Ah, la Tunisienne...il me semble que c'est celle que j'ai vu juste tout à l'heure, celle qui était dans le bureau avec lui ? Information à revérifier.
Quelques minutes plus tard, on arriva devant chez moi.
En remarquant l'absence de la voiture de mon père, je déduis qu'il était sûrement invité avec ma mère chez des amis comme d'habitude. Tant mieux, ça m'arrange, les domestiques ne diront rien de fou en me voyant tandis que mes parents se seraient tout naturellement fait un sang d'encre.

-Sheyla: T'es sûre que t'as pas besoin d'aide pour rentrer ?

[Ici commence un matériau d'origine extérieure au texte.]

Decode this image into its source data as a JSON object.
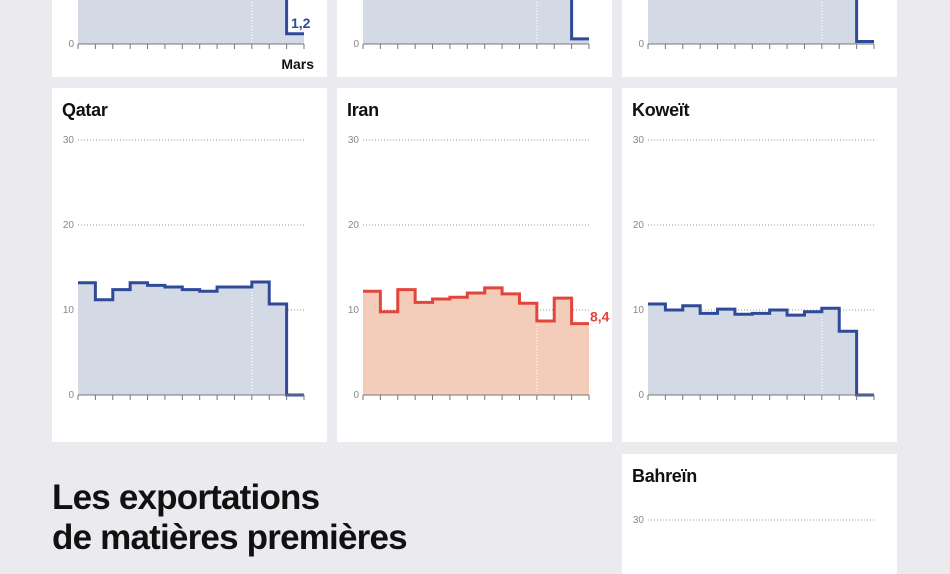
{
  "colors": {
    "blue_line": "#2f4a98",
    "blue_fill": "#d3d9e5",
    "red_line": "#e2453b",
    "red_fill": "#f3cdb9",
    "background": "#ebebef"
  },
  "headline": {
    "line1": "Les exportations",
    "line2": "de matières premières"
  },
  "chart_data": [
    {
      "type": "line",
      "step": true,
      "title": "",
      "ylim": [
        0,
        null
      ],
      "y_ticks": [
        "0"
      ],
      "x_last_label": "Mars",
      "visible_last_value": 1.2,
      "last_value_label": "1,2",
      "color": "blue"
    },
    {
      "type": "line",
      "step": true,
      "title": "",
      "ylim": [
        0,
        null
      ],
      "y_ticks": [
        "0"
      ],
      "visible_last_value": 0.6,
      "color": "blue"
    },
    {
      "type": "line",
      "step": true,
      "title": "",
      "ylim": [
        0,
        null
      ],
      "y_ticks": [
        "0"
      ],
      "visible_last_value": 0.3,
      "color": "blue"
    },
    {
      "type": "line",
      "step": true,
      "title": "Qatar",
      "ylim": [
        0,
        30
      ],
      "y_ticks": [
        "0",
        "10",
        "20",
        "30"
      ],
      "color": "blue",
      "grid": true,
      "values": [
        13.2,
        11.2,
        12.4,
        13.2,
        12.9,
        12.7,
        12.4,
        12.2,
        12.7,
        12.7,
        13.3,
        10.7,
        0
      ]
    },
    {
      "type": "line",
      "step": true,
      "title": "Iran",
      "ylim": [
        0,
        30
      ],
      "y_ticks": [
        "0",
        "10",
        "20",
        "30"
      ],
      "color": "red",
      "grid": true,
      "last_value_label": "8,4",
      "values": [
        12.2,
        9.8,
        12.4,
        10.9,
        11.3,
        11.5,
        12.0,
        12.6,
        11.9,
        10.8,
        8.7,
        11.4,
        8.4
      ]
    },
    {
      "type": "line",
      "step": true,
      "title": "Koweït",
      "ylim": [
        0,
        30
      ],
      "y_ticks": [
        "0",
        "10",
        "20",
        "30"
      ],
      "color": "blue",
      "grid": true,
      "values": [
        10.7,
        10.0,
        10.5,
        9.6,
        10.1,
        9.5,
        9.6,
        10.0,
        9.4,
        9.8,
        10.2,
        7.5,
        0
      ]
    },
    {
      "type": "line",
      "step": true,
      "title": "Bahreïn",
      "ylim": [
        0,
        30
      ],
      "y_ticks": [
        "30"
      ],
      "color": "blue",
      "grid": true
    }
  ]
}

Je fis non de la tête et sortis de la voiture sans même dire au revoir. Je rentrai et courus vers ma chambre sous le regard abasourdi des domestiques qui ne comprenaient pas pourquoi j'étais dans cet état là.
Une fois arrivée dans ma chambre, je pleurai encore et encore toutes les larmes de mon corps, je laissai sourdre des sanglots qui venaient du plus profond de mon être. Je ne parvenais plus à m'arrêter, je ne pouvais pas exprimer mon mal-être par des mots, je le laissais donc couler avec mes larmes.

Une bonne heure était déjà passée lorsque l'écran de mon téléphone affichait un appel entrant d'un numéro que je ne connaissais pas.
Voulant savoir qui était à l'autre bout du fil, je décrochai quand même malgré le fait que j'étais presque morte d'épuisement.

-Moi: Allô, c'est qui ?

-?: Pas besoin de dire qui je suis, juste à ma voix tu me reconnais normalement.

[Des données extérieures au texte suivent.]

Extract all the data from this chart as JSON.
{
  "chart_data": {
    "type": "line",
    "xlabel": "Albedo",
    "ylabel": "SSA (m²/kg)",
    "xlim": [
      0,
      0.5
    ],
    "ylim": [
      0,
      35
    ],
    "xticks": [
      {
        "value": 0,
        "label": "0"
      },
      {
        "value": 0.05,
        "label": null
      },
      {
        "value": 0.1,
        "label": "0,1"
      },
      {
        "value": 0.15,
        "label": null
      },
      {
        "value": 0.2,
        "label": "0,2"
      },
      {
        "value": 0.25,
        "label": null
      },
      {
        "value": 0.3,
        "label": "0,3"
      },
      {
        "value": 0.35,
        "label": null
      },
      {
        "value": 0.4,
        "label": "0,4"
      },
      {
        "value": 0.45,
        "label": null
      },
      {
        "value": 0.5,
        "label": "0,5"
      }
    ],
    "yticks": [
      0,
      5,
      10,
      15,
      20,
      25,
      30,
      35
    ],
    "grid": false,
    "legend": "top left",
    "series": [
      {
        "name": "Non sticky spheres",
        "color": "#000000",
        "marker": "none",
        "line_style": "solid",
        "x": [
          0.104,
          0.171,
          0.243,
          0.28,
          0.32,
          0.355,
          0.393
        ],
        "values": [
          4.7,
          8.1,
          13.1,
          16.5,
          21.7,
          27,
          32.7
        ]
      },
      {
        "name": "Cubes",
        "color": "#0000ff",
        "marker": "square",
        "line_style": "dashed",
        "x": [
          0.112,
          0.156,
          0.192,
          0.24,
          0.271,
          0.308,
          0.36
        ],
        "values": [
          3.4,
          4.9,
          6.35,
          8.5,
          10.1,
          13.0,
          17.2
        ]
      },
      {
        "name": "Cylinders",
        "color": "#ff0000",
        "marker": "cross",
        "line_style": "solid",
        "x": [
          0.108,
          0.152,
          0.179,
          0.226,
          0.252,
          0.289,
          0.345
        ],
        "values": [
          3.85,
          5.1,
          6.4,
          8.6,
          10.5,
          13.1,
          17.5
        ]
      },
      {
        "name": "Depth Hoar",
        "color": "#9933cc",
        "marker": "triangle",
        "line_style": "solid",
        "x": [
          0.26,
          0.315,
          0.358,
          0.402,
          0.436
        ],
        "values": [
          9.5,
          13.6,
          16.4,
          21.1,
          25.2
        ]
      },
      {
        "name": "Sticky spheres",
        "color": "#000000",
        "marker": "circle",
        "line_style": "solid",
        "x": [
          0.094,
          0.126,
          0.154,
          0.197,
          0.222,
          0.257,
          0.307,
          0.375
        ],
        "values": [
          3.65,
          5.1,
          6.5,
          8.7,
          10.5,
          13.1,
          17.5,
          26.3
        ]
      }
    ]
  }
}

Quelle fut ma surprise et surtout mon indignation lorsque je compris qui était mon interlocuteur !

-?: J'arrive bientôt à Jeddah. Avoue, je t'ai manqué depuis le temps...

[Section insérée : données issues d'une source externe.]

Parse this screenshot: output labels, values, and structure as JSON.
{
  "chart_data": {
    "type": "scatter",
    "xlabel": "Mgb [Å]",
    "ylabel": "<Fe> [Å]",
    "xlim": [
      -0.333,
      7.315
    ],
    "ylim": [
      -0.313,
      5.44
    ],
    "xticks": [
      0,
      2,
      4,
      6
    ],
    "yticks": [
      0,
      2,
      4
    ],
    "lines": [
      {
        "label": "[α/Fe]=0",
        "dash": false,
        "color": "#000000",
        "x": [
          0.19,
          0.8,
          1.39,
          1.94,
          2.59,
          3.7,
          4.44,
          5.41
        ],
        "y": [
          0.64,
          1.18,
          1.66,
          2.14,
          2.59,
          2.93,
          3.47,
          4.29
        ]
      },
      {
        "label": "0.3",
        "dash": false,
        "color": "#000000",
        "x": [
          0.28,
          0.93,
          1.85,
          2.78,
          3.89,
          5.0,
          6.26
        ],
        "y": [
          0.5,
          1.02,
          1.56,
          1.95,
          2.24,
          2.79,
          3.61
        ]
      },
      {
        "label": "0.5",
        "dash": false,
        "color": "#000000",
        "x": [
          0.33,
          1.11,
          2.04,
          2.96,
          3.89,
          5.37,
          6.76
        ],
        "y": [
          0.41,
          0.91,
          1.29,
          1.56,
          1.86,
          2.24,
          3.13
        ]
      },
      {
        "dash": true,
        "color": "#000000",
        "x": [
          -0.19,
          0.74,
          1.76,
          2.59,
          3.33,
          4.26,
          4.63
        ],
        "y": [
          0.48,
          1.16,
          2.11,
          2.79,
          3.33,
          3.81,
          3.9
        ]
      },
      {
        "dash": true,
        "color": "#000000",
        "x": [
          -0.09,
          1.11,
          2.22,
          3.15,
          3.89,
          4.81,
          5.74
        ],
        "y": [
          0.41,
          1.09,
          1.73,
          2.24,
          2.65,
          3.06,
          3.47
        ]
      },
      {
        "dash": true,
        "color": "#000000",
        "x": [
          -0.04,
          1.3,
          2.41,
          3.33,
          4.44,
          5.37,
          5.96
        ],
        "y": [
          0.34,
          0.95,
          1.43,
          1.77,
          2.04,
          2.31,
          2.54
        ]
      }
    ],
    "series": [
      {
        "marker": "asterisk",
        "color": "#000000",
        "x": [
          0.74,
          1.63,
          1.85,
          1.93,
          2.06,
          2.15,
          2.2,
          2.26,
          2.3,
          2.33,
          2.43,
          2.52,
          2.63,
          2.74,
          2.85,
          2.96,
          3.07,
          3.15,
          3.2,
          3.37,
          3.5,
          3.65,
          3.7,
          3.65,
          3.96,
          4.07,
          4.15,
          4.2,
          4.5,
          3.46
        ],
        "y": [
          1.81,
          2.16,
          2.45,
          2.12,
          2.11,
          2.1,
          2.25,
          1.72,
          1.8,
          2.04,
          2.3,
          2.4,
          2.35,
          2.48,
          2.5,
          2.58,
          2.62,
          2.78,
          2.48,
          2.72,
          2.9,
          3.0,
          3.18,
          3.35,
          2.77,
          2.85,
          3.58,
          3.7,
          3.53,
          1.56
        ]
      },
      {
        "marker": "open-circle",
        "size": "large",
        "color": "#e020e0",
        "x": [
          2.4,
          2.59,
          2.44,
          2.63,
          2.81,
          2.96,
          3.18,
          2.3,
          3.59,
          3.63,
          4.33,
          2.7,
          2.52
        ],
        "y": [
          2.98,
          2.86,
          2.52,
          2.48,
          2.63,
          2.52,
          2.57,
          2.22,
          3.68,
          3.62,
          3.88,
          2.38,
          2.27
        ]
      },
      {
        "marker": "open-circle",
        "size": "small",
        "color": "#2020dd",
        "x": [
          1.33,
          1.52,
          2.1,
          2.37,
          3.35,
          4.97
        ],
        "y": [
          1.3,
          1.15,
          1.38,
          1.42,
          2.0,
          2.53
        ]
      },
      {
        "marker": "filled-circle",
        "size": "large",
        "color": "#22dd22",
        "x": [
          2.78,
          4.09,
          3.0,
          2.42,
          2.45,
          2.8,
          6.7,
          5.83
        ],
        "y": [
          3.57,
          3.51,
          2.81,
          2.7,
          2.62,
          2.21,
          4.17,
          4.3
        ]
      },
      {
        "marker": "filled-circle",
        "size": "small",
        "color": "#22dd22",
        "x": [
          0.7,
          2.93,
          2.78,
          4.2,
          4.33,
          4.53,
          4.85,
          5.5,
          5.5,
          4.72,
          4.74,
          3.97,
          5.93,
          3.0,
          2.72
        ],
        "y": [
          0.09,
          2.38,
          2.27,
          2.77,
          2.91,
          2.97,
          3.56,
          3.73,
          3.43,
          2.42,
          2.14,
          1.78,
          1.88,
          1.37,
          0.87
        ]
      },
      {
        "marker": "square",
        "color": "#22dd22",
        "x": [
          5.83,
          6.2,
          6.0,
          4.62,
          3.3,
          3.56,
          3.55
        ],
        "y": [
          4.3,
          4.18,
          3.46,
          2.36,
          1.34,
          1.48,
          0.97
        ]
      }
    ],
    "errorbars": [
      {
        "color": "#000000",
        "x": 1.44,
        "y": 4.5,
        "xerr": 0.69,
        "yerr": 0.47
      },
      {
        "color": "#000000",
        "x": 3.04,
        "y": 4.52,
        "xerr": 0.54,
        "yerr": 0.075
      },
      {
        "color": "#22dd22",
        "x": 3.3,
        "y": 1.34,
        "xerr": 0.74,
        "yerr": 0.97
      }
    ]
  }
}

-Moi: Mohammed, pitié, laisse-moi tranquille. T'es rien de plus qu'une erreur d'adolescence, lâche moi.
Tu vas pas me courir après toute ta vie, change d'objectif !

-Mohammed: Ah bon, tu penses ?

Un court moment de silence s'installa, moment pendant lequel je me demandais sérieusement si je n'allais pas péter les plombs.
Qu'est ce qu'il me veut lui encore ?!

-Mohammed: Regarde en bas de chez toi, tu comprendras.

Je me dirigeai vers la fenêtre, et là...
Mon téléphone tomba sous l'effet de la surprise.
C'était pas possible, non, non....

-Moi: Mais t'es fou ? Mohammed, sérieux,non, c'est pas vrai...

Il leva la tête et me regarda droit dans les yeux. Et oui, comme vous l'avez compris, il est venu devant chez moi.

-Mohammed: J'te suivrai jusqu'au bout du monde s'il le faut. C'est toi que j'veux et pas une autre.

Je raccrochai immédiatement et m'écroulai au sol, ma conscience m'abandonnant de nouveau.